Son amie Arzu vient du même village, où elle n’est pas retournée depuis 1993. La restitution du Karabakh par l’Arménie répare en partie l’injustice dont elle estime avoir été victime, comme tous les autres Azerbaïdjanais. Mais elle met en garde :

"Si les Arméniens veulent vivre sans créer de problèmes et qu’ils restent tranquilles, il n’y a pas de souci. Mais si jamais ils nous vexent encore une fois, personne ne pourra nous arrêter."

Zangilan est une autre région repassée sous le contrôle de Bakou depuis le cessez-le-feu du 10 novembre dernier, signé sous l'égide de la Russie. Ici, la frontière arménienne est à portée de vue, tout comme la frontière iranienne. Contrairement à Aghdam, Zangilan a été reprise par les armes. De part et d’autres de la route, des démineurs de l’armée azerbaïdjanaise en combinaison de protection sont à l’œuvre.

Les noms des villages aux alentours ont tous été rebaptisés en azerbaïdjanais. Les panneaux écrits en arménien sont recouverts de peinture blanche. La guerre se joue aussi sur le terrain de la terminologie.

Kadir, 30 ans, a combattu dans la région de Zangilan. Blessé par un éclat d’obus, il porte un pansement blanc qui recouvre son œil gauche. Kadir dit avoir ressenti l’unité de son peuple derrière le président Ilham Aliyev, qualifié de "commandant suprême victorieux" par les médias officiels.
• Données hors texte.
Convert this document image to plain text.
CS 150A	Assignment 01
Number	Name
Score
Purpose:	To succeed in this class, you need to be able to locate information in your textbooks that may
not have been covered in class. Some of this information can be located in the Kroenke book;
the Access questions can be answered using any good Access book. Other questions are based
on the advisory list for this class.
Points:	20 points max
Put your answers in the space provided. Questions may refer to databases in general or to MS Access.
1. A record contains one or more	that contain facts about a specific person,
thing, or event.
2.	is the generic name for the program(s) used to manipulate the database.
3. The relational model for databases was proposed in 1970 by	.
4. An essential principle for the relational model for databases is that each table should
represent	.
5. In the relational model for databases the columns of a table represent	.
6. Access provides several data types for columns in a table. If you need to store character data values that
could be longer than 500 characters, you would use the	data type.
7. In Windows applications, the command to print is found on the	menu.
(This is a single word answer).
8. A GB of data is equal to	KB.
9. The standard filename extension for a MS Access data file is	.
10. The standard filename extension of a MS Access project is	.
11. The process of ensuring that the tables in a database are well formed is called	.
"Pendant la première guerre du Karabakh, on était mal préparés, et le peuple était divisé. Mais cette fois-ci, la chaîne de commandement était claire et le peuple croyait en la victoire. Moi j’étais persuadé qu’on gagnerait vite, même encore plus vite. Après cette victoire, le respect pour notre Président est encore plus grand."
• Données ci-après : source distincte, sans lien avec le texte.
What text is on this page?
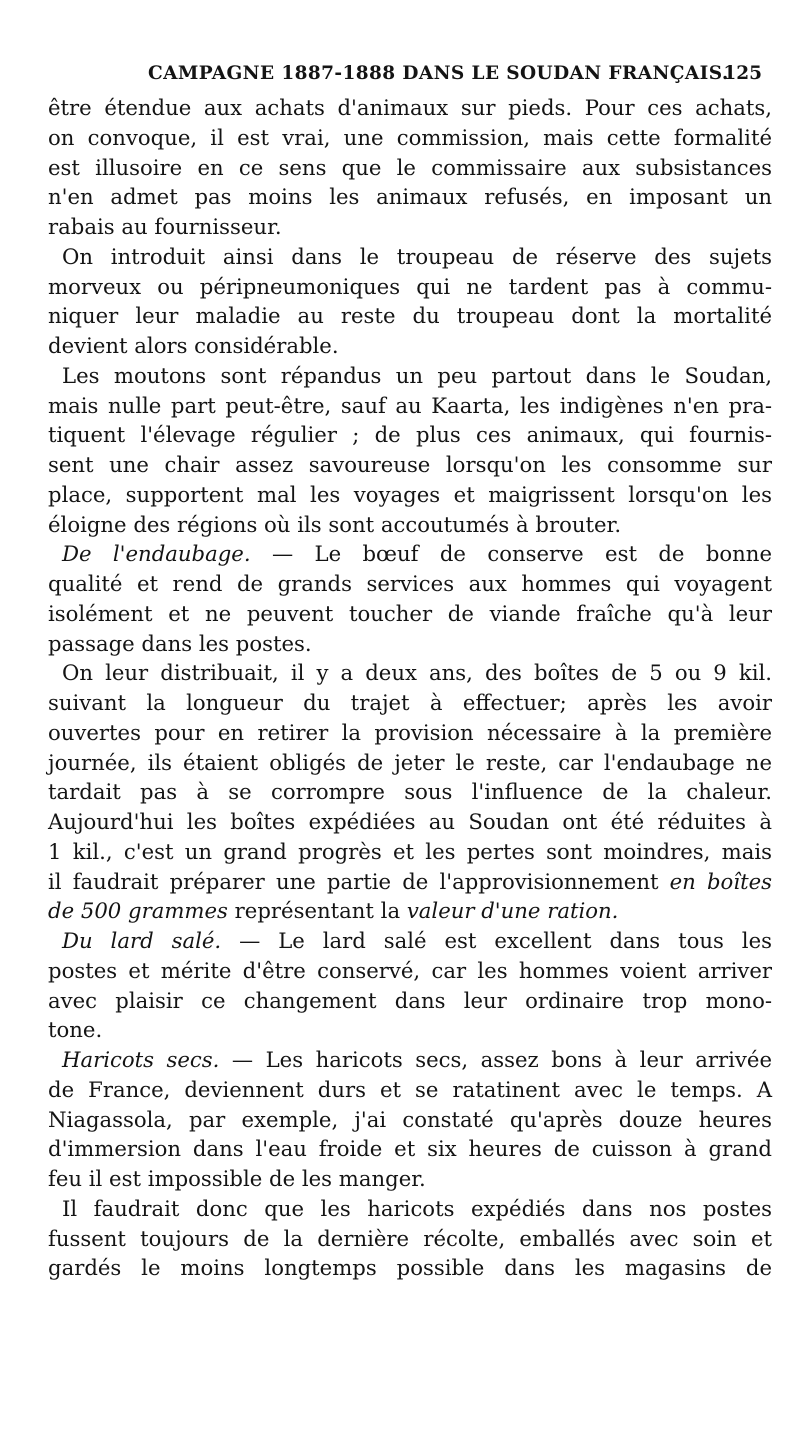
CAMPAGNE 1887-1888 DANS LE SOUDAN FRANÇAIS.
125
être étendue aux achats d'animaux sur pieds. Pour ces achats,
on convoque, il est vrai, une commission, mais cette formalité
est illusoire en ce sens que le commissaire aux subsistances
n'en admet pas moins les animaux refusés, en imposant un
rabais au fournisseur.
On introduit ainsi dans le troupeau de réserve des sujets
morveux ou péripneumoniques qui ne tardent pas à commu-
niquer leur maladie au reste du troupeau dont la mortalité
devient alors considérable.
Les moutons sont répandus un peu partout dans le Soudan,
mais nulle part peut-être, sauf au Kaarta, les indigènes n'en pra-
tiquent l'élevage régulier ; de plus ces animaux, qui fournis-
sent une chair assez savoureuse lorsqu'on les consomme sur
place, supportent mal les voyages et maigrissent lorsqu'on les
éloigne des régions où ils sont accoutumés à brouter.
De l'endaubage. — Le bœuf de conserve est de bonne
qualité et rend de grands services aux hommes qui voyagent
isolément et ne peuvent toucher de viande fraîche qu'à leur
passage dans les postes.
On leur distribuait, il y a deux ans, des boîtes de 5 ou 9 kil.
suivant la longueur du trajet à effectuer; après les avoir
ouvertes pour en retirer la provision nécessaire à la première
journée, ils étaient obligés de jeter le reste, car l'endaubage ne
tardait pas à se corrompre sous l'influence de la chaleur.
Aujourd'hui les boîtes expédiées au Soudan ont été réduites à
1 kil., c'est un grand progrès et les pertes sont moindres, mais
il faudrait préparer une partie de l'approvisionnement en boîtes
de 500 grammes représentant la valeur d'une ration.
Du lard salé. — Le lard salé est excellent dans tous les
postes et mérite d'être conservé, car les hommes voient arriver
avec plaisir ce changement dans leur ordinaire trop mono-
tone.
Haricots secs. — Les haricots secs, assez bons à leur arrivée
de France, deviennent durs et se ratatinent avec le temps. A
Niagassola, par exemple, j'ai constaté qu'après douze heures
d'immersion dans l'eau froide et six heures de cuisson à grand
feu il est impossible de les manger.
Il faudrait donc que les haricots expédiés dans nos postes
fussent toujours de la dernière récolte, emballés avec soin et
gardés le moins longtemps possible dans les magasins de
La nécessaire réconciliation

Outre les affiches placardées ici et là revendiquant l’appartenance du Karabakh à l’Azerbaïdjan, des vidéos de propagande saluent le courage des soldats. Près de 3 000 militaires azerbaïdjanais sont tombés pendant cette guerre éclair.

Depuis la victoire, le discours officiel se veut plus mesuré qu’au moment du conflit, où les diatribes belliqueuses étaient largement relayées par le régime. Le ministre de la Culture Anar Karimov, qui a représenté l’Azerbaïdjan à l’Unesco à Paris, incarne cette voix.
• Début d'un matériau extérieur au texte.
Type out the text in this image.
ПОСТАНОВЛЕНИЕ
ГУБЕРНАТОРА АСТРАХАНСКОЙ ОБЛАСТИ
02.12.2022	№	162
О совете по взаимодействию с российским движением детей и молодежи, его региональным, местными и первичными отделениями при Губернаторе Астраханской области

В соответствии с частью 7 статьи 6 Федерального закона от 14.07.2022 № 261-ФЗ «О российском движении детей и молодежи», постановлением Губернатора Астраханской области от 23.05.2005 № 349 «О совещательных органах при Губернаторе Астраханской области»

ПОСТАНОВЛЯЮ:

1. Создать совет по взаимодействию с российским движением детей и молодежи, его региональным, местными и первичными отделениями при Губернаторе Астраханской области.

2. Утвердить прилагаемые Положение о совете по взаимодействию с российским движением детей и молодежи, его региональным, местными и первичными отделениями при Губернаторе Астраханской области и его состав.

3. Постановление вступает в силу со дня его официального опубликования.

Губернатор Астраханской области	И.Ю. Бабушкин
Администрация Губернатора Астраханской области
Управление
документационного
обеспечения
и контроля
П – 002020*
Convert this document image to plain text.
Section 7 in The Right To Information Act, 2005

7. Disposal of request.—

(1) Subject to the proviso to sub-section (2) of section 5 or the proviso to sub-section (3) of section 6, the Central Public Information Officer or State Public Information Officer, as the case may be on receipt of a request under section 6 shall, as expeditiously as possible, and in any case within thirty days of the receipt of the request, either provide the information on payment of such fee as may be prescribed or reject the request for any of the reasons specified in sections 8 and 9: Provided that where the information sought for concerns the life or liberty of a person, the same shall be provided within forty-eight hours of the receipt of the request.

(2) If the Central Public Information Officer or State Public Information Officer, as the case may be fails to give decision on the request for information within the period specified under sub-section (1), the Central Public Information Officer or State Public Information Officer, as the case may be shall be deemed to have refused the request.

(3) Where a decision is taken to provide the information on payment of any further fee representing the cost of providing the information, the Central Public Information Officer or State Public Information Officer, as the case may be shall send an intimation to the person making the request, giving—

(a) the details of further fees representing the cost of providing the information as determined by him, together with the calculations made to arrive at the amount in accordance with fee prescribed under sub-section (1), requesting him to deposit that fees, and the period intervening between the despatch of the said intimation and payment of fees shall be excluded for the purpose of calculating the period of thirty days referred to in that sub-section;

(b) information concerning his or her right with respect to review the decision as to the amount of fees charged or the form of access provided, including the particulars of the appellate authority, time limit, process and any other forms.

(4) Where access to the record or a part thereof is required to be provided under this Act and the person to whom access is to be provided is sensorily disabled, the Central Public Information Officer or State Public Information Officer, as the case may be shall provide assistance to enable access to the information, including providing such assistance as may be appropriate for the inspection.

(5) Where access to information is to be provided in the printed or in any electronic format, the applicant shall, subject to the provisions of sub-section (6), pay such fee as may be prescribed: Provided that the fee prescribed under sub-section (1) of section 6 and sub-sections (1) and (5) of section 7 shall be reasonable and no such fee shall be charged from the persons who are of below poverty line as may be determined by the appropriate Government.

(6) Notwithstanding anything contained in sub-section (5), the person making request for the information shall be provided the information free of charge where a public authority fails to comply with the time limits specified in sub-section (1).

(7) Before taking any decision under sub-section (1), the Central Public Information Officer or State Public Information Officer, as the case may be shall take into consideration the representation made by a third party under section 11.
"On ne peut pas trouver une solution durable à ce conflit si on ne peut pas vivre ensemble. Notre but n'est pas de "nettoyer ethniquement" les Arméniens. On n'oublie pas tout ce qu'ils ont fait mais nous sommes ouverts à la réconciliation des deux communautés. On n'a pas le choix."

Soldat russe déployé pour faire respecter le cessez-le-feu entre les armées d’Azerbaïdjan et d’Arménie, dans le village de Chapar, samedi 14 novembre.

Panser les plaies de la guerre va prendre du temps. Et tout n’est pas encore réglé, notamment le futur statut du Haut-Karabakh, dont une partie reste habitée par les Arméniens. Les 2 000 soldats russes déployés après le cessez-le-feu seront là pendant cinq ans pour éviter la reprise des combats. Quant aux 600 000 déplacés de la première guerre du Karabakh, ils ne pourront revenir sur leurs terres qu’une fois celles-ci déminées et les infrastructures reconstruites, ce qui devraient prendre plusieurs mois au minimum.